' ' Cinema Romantico: A Proustian Moment at Potbelly

Monday, May 25, 2015

A Proustian Moment at Potbelly



A Friday afternoon. Lunch at Potbelly Sandwich Shop. For once, they don’t have the acoustic strummer set up along the wall for musical accompaniment and are just piping in music. You’re eating your sandwich and reading your book. “I’ve Seen All Good People” by Yes comes over the speakers.

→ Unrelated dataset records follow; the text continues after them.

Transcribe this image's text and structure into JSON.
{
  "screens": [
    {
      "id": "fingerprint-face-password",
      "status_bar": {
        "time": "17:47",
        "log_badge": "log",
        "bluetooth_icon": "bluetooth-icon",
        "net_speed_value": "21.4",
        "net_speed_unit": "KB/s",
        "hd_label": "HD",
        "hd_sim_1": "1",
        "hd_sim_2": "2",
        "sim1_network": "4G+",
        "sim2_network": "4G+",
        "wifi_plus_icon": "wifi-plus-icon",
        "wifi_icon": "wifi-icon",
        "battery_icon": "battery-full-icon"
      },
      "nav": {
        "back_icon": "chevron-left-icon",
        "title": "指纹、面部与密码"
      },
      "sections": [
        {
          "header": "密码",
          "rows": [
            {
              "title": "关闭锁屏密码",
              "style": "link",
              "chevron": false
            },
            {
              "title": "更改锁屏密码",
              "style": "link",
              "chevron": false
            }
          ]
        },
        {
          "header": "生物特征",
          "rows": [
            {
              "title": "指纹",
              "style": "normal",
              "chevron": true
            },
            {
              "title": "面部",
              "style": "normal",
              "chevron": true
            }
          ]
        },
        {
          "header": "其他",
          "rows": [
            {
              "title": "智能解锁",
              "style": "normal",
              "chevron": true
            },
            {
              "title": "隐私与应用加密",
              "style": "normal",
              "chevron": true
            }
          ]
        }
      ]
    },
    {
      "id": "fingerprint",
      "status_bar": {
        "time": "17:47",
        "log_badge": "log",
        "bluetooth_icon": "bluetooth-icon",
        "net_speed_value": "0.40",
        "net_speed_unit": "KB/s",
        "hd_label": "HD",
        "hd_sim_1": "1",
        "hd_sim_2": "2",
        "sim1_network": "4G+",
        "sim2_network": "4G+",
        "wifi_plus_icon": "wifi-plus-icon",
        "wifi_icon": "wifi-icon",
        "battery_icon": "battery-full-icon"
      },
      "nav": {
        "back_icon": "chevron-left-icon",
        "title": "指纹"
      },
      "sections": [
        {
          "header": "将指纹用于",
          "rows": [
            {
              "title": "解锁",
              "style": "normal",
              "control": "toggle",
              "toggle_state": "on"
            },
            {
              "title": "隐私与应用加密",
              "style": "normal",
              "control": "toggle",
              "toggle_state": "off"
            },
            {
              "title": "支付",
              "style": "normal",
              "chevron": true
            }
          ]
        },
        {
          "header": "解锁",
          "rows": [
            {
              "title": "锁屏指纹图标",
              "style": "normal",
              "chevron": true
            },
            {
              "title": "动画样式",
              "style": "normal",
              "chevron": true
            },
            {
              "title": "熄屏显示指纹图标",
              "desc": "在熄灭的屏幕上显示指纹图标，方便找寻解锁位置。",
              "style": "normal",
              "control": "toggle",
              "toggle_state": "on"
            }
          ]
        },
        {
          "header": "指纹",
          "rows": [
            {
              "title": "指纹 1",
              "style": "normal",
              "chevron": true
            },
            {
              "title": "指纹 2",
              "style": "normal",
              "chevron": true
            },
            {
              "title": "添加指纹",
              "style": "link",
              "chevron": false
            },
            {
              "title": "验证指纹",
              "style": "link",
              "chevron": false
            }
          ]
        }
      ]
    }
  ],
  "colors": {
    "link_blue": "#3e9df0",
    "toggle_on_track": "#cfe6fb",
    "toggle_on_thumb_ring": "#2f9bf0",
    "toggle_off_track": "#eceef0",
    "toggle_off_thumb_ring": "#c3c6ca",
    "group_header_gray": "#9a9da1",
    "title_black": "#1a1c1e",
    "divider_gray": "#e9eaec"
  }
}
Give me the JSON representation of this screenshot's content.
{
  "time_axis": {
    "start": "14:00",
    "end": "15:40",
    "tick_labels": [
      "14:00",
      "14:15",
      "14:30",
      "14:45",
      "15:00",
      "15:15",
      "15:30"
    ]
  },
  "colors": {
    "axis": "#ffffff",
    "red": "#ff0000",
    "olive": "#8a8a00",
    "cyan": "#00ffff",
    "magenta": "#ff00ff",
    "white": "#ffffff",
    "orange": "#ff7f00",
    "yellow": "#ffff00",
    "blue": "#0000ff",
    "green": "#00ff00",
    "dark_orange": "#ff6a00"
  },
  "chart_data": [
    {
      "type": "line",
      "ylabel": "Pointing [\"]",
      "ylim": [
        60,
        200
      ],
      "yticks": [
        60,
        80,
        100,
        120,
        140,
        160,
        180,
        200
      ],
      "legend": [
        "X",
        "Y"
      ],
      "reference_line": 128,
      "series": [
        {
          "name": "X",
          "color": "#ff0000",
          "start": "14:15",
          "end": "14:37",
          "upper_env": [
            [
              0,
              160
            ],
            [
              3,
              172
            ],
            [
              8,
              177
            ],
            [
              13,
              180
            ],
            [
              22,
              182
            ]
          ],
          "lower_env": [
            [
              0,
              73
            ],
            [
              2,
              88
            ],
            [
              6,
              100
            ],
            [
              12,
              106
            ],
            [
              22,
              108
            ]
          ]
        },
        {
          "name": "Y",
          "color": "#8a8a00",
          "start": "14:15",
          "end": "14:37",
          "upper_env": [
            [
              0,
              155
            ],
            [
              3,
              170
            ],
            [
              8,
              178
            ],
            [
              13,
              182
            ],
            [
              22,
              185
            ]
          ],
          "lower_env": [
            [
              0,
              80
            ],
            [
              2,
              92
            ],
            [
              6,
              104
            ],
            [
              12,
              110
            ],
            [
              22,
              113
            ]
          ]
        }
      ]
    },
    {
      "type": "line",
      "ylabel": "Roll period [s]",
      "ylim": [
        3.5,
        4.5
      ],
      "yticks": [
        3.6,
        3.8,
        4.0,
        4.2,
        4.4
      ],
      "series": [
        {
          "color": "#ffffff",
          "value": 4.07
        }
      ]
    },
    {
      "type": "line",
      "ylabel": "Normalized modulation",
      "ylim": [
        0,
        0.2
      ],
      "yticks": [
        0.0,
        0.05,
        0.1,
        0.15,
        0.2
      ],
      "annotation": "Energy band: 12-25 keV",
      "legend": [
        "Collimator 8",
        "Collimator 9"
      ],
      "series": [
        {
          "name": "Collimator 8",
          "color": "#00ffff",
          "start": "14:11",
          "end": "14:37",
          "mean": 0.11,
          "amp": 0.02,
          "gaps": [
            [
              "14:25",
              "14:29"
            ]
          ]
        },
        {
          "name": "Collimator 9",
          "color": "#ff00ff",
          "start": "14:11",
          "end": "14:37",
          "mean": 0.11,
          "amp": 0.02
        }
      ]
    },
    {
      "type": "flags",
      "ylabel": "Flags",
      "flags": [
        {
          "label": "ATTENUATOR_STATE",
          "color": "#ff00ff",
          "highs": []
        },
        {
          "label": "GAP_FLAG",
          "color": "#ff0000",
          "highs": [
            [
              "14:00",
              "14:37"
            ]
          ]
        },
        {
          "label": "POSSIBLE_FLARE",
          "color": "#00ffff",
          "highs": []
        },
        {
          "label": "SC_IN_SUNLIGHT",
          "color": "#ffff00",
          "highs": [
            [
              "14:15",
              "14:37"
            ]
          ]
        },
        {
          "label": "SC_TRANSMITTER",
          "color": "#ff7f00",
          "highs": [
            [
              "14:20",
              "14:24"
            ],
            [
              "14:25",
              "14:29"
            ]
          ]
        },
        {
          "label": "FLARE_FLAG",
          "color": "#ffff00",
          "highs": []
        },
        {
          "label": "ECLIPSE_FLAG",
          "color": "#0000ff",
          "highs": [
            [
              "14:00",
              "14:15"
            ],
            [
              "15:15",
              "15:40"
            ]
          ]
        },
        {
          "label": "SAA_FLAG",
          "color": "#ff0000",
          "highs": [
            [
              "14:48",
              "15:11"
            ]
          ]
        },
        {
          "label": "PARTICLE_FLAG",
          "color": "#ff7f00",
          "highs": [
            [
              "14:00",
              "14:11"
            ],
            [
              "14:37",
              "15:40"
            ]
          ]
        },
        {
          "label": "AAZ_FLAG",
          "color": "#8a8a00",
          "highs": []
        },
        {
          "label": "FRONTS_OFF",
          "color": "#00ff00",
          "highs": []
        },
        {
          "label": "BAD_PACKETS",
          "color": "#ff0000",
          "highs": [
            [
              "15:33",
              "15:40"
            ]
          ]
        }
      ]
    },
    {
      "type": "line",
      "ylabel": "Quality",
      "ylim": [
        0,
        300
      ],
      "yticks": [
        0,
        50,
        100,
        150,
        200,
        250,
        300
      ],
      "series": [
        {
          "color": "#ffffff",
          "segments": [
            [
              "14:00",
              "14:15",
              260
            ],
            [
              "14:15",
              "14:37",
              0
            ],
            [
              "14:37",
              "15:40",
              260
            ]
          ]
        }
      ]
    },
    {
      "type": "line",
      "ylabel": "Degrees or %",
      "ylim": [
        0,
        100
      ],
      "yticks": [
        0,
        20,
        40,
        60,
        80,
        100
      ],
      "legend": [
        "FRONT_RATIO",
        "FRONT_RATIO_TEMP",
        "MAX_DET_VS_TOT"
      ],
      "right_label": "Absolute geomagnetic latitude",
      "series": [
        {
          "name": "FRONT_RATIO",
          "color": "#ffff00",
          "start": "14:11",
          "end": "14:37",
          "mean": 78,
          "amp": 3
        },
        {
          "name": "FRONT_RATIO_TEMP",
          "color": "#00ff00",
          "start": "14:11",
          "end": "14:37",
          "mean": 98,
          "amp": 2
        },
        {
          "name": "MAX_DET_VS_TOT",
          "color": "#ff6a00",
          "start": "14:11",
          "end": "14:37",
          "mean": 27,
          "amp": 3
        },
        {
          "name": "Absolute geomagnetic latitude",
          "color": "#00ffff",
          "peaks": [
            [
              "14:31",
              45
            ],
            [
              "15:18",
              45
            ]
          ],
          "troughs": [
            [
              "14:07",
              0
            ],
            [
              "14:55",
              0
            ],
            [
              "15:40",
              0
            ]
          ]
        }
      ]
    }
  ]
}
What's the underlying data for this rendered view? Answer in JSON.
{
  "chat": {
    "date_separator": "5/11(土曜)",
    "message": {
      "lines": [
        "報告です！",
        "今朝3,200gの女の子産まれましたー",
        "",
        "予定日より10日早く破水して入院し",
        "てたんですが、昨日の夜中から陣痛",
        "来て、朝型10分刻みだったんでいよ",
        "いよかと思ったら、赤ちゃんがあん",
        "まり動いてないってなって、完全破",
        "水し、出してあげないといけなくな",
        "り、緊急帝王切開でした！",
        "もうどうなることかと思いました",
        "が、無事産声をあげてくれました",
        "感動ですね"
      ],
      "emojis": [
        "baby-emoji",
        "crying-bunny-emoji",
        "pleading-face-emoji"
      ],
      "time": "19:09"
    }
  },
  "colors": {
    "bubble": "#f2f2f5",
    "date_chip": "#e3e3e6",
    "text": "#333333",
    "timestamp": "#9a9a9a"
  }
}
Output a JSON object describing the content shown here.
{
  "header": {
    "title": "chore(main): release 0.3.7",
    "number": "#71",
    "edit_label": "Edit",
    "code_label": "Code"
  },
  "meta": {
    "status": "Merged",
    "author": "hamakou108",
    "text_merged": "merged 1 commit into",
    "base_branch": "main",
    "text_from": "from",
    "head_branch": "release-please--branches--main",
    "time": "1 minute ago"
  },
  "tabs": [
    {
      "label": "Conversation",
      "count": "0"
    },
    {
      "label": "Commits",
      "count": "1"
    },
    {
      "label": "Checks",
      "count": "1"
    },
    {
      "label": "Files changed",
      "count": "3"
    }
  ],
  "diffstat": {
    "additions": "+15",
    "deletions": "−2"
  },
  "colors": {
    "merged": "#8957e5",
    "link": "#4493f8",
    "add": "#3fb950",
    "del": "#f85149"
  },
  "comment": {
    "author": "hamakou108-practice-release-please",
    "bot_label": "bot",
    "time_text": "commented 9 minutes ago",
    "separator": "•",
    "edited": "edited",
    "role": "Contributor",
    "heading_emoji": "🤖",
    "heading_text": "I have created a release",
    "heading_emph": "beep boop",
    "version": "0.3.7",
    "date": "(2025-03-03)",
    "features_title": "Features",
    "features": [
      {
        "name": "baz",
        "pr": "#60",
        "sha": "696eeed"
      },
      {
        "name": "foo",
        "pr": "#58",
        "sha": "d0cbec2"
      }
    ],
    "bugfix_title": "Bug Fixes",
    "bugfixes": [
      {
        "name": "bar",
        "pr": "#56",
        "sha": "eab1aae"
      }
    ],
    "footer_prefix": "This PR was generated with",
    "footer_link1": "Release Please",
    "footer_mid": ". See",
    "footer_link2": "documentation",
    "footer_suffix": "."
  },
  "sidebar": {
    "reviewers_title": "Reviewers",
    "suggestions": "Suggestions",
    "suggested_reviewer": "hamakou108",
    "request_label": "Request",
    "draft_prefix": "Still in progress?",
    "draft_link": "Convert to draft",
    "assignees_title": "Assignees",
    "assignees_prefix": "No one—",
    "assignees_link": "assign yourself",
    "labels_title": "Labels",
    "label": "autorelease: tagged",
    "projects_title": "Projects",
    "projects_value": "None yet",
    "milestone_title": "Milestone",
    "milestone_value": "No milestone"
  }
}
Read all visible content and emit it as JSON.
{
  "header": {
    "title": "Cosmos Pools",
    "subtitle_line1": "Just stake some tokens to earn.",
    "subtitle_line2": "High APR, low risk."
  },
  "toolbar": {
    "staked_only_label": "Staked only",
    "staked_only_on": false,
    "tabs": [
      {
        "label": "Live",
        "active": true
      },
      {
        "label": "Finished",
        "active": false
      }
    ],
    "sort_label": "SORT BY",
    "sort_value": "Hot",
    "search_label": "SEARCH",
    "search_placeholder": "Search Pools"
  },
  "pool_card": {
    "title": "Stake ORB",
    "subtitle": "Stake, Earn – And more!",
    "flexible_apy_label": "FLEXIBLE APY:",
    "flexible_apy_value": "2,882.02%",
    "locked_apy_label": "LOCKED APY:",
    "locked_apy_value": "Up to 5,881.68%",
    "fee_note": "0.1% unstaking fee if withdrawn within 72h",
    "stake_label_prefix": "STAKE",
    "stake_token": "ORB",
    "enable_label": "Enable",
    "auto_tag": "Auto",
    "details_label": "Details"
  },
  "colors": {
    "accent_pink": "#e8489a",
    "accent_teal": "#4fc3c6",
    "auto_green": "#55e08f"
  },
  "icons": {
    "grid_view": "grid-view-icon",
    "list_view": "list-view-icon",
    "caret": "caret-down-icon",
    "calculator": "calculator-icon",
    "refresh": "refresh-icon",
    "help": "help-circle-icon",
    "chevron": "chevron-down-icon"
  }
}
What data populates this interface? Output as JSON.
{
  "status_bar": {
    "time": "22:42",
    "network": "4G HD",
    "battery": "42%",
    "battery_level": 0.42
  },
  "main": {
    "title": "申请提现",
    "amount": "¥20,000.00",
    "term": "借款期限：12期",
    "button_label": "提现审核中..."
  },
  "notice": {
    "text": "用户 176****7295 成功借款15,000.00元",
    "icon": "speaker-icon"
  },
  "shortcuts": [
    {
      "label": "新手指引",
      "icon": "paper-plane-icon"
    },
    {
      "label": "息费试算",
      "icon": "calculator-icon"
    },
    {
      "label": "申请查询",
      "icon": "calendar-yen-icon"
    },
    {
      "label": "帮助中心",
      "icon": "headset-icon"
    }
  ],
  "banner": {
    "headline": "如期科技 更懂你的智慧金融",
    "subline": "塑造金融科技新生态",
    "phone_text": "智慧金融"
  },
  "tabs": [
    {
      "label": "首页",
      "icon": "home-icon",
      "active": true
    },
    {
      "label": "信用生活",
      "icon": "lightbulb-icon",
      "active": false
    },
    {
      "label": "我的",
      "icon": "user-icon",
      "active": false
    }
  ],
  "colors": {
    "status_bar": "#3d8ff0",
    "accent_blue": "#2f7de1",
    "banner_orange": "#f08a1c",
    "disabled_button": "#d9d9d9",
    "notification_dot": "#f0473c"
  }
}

Your book vanishes. Your sandwich disappears. You’re no longer in Potbelly. You’ve been transported to the moment in “Almost Famous” when William Miller is granted entrance backstage to the Stillwater concert, the metaphorical curtain drawn as he whisked into the magical kingdom of which he has only dreamt, probably in class with his head buried in his desk when he’s pretended to be asleep so he doesn’t have to sit there silently, not interacting with people he doesn’t like. His own world was in color but this is Kodachrome, motherfucker. It’s the Land of Oz, except instead of munchkins there are roadies and instead of witches there are groupies and instead of The Great and Powerful Oz there’s Russell Hammond. “Don't surround yourself with yourself.” And William’s emitting this unbelieving beam because when a dream comes true you somehow never have time to stop and process that it’s come true. It just moves in one unyielding wave of exultation and it’s like you’re trying to learn how to surf on the fly but you don’t wipe out because some unspoken power of the universe is keeping you upright even as you feel yourself, physically and emotionally, tossing and turning with a joy that’s so forceful you feel nauseous without feeling ill.

And then the businessman yapping loudly on his smartphone about market development strategy and operating leverage awakens you from this involuntary memory and drags you back through the uninviting gates of the real world. You take a bite of your sandwich.

2 comments:

Derek Armstrong said...

This is such a lovely, poetic piece that I almost hesitate to rain on the parade by talking about how it fills me sorrow -- the sorrow of learning, over the past few days, that Aloha is, alas, quite probably not This Cameron Crowe, the Cameron Crowe some of us have been missing since this movie.

(And though it would be nicer to leave off there, I owe it to Vanilla Sky to say that I love you, VS, but you are not THIS Cameron Crowe, you are a different Cameron Crowe.)

(And I know that this comment is actually sort of unwelcome on a blog that loves Elizabethtown as much as this one does.)

END

Nick Prigge said...

It's not unwelcome. I thank you for leaving it. We Bought A Zoo shattered my Crowe Idealism despite my well-known adoration of Elizabethtown, so I get it. And yet...I fully plan on walking into Aloha this weekend with all the hope I can muster in my heart.